Ancor più, la diatriba di questi giorni mostra il
persistente punto di vista della classe politica americana
sull’avventura irachena inaugurata nel 2003 e sui metodi di proiezione
del potere degli Stati Uniti in Medio Oriente e non solo.
Estremamente
rivelatrice in questo senso è stata un’intervista sullo stesso
argomento rilasciata nel fine settimana da un altro candidato alla
nomination repubblicana, il senatore al primo mandato della Florida,
Marco Rubio.
Anch’egli interrogato da un giornalista di FoxNews sull’invasione
dell’Iraq, dopo qualche indugio Rubio ha escluso che la decisione presa
da George W. Bush nel 2003 possa essere considerata un “errore”.

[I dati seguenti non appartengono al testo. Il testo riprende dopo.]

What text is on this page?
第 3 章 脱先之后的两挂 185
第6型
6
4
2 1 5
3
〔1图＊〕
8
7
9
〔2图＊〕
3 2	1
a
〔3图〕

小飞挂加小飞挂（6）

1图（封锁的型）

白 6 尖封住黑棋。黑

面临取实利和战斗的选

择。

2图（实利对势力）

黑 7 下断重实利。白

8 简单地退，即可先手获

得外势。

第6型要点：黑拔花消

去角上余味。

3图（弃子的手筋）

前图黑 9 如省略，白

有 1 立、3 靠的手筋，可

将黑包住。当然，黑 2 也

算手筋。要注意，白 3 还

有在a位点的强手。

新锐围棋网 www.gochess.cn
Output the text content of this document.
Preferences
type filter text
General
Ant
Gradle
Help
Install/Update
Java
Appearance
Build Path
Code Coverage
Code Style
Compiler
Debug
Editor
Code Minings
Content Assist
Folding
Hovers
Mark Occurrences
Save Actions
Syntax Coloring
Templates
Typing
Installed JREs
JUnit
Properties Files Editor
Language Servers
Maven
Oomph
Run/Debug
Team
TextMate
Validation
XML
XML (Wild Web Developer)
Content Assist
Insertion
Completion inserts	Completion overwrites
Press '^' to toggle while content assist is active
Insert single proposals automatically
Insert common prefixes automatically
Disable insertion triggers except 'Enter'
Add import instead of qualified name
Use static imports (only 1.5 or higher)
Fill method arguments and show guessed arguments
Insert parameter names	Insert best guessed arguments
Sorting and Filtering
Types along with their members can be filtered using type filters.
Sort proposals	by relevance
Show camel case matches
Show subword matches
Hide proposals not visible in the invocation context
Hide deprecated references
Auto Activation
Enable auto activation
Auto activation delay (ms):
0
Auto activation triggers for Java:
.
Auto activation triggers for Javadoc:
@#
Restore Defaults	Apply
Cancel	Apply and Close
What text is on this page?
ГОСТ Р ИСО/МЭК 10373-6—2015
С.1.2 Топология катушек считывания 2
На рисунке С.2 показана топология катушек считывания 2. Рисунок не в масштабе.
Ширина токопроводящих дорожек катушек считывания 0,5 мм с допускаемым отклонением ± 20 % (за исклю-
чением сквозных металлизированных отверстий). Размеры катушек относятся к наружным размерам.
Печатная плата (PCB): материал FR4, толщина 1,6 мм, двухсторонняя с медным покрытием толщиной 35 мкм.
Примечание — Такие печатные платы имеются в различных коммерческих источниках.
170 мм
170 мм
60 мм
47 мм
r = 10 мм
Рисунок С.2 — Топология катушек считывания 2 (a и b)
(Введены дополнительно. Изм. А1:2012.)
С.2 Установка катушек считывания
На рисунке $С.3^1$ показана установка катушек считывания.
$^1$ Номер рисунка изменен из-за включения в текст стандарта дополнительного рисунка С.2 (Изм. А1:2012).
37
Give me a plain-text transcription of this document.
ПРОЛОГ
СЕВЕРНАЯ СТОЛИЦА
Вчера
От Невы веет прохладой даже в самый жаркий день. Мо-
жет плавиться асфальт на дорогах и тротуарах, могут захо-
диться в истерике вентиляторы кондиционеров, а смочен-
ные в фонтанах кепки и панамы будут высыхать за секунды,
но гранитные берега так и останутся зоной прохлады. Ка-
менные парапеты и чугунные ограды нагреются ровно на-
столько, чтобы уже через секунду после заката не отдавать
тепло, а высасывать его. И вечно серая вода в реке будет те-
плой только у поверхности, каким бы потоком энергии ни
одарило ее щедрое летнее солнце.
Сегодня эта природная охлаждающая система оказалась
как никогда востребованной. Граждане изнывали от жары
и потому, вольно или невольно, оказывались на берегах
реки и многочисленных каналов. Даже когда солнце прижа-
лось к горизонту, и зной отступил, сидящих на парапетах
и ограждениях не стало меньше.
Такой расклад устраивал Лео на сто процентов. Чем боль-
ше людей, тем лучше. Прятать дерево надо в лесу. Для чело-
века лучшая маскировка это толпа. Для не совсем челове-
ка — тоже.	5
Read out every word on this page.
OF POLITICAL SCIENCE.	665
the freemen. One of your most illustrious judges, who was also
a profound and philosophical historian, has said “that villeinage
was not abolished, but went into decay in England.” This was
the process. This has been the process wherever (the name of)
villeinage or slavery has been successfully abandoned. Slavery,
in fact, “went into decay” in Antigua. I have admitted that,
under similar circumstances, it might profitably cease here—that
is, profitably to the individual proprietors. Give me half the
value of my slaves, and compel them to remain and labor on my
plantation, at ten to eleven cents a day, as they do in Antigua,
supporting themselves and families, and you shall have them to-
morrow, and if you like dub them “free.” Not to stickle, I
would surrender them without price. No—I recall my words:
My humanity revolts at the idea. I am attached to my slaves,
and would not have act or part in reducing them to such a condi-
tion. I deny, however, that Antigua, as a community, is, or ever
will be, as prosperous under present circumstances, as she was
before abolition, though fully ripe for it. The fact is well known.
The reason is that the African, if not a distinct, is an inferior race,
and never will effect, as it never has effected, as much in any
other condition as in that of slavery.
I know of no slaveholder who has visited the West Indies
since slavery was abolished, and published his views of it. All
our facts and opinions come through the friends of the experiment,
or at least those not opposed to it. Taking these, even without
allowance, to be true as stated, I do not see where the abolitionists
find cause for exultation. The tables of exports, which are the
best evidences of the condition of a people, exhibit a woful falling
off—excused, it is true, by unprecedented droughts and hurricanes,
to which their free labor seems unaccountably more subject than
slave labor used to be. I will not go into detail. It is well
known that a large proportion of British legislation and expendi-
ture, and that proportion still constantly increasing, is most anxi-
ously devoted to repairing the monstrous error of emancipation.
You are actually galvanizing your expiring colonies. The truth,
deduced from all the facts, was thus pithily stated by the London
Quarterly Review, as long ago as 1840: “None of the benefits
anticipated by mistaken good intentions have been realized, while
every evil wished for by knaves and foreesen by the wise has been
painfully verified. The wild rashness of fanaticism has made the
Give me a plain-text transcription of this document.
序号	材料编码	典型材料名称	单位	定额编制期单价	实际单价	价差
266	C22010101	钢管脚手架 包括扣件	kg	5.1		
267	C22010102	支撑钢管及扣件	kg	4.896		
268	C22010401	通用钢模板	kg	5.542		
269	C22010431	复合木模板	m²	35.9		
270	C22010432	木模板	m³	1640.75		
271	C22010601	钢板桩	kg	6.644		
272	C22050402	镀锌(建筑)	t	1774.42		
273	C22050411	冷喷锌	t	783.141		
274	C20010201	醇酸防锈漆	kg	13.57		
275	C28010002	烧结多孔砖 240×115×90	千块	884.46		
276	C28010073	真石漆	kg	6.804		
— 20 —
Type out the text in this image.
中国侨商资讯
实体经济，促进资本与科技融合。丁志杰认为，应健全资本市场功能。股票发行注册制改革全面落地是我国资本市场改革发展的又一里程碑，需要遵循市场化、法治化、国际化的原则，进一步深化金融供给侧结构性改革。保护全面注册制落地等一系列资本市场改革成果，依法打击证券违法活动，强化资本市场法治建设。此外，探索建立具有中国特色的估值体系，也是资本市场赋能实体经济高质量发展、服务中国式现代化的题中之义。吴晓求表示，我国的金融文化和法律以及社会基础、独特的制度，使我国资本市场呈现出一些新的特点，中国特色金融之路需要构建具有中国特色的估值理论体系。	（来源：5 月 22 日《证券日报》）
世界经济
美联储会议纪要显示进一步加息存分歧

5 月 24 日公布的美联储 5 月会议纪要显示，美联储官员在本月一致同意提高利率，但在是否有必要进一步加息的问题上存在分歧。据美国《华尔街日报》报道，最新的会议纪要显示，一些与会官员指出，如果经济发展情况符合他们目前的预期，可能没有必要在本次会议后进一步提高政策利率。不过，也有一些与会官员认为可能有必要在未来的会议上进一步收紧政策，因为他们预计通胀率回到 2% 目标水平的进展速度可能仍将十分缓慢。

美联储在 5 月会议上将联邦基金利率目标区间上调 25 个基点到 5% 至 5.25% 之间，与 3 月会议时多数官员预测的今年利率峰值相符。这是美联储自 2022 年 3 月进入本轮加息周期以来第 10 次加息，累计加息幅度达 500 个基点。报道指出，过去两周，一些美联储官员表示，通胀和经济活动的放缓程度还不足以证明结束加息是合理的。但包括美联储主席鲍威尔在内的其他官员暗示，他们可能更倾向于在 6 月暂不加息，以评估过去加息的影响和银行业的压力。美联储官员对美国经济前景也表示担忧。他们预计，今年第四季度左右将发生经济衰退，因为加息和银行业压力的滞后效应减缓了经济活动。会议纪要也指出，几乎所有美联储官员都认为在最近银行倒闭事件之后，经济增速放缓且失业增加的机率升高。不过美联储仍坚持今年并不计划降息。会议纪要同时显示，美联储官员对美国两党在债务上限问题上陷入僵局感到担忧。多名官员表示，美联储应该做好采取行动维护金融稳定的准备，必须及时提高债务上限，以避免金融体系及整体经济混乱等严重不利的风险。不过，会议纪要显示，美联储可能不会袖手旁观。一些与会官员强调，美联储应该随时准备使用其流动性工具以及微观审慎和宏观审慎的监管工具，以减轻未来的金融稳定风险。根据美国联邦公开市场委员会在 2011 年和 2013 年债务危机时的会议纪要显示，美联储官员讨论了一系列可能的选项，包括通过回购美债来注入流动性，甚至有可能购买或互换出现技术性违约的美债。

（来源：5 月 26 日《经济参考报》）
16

Lo stesso senatore di estrema destra ha poi sviluppato il suo punto
di vista, ripetendo infine che l’allora presidente aveva di fronte a sé
informazioni di intelligence che descrivevano la presenza di
“armi di distruzione di massa” in Iraq, paese oltretutto “governato da
un uomo che aveva commesso atrocità in passato con armi di distruzione
di massa”.
In definitiva, l’intera controversia scatenata dalle
dichiarazioni della settimana scorsa di Jeb Bush è servita a mettere
ancora una volta in luce come nei circoli del potere di Washington e, in
larga misura, nei principali media la versione ufficiale accettata
pressoché universalmente della guerra in Iraq del 2003 continui a essere
quella dell’errore dell’intelligence USA nel collegare il regime di
Saddam alle “armi di distruzione di massa”, così come ad al-Qaeda.
Secondo
questa versione, se solo i servizi segreti americani avessero fornito
informazioni più precise all’amministrazione Bush, l’immane tragedia che
ha vissuto la popolazione irachena sarebbe stata risparmiata.
In
realtà, i presunti “errori” dell’intelligence americana servono a
nascondere quelle che erano le intenzioni del presidente Bush e della
sua cerchia di “neo-con” guerrafondai, a cominciare dall’ex
vice-presidente Cheney.
Il loro obiettivo, ancor prima degli
stessi attentati dell’11 settembre 2001, era la rimozione di Saddam
Hussein ma per poterlo raggiungere era necessario fabbricare un pretesto
valido, così da superare la profonda opposizione popolare nei confronti
di una nuova guerra in Medio Oriente.
Per fare ciò, il governo di Washington poté contare su una stampa
“mainstream” ben disposta a fare da cassa di risonanza alla propaganda
ufficiale.
Nessun
“errore” ci fu, quindi. Piuttosto, i servizi segreti non fecero altro
che consegnare all’amministrazione Bush quello che quest’ultima voleva e
le finte “prove” create ad arte della colpevolezza di Saddam sarebbero
state in seguito accettate per buone da praticamente tutta la classe
politica d’oltreoceano, da Jeb Bush a Hillary Clinton.
Che i
candidati alla presidenza degli Stati Uniti nelle prossime elezioni
continuino a convalidare questa tesi rappresenta una grave minaccia per
la popolazione americana, così come per quelle mediorientali e di tutto
il pianeta. Il governo americano, come ha già fatto peraltro più di una
volta dopo la distruzione dell’Iraq, sarà infatti pronto a costruire
prove inventate di presunti crimini per aggredire paesi rivali, chiunque
sia il prossimo inquilino della Casa Bianca.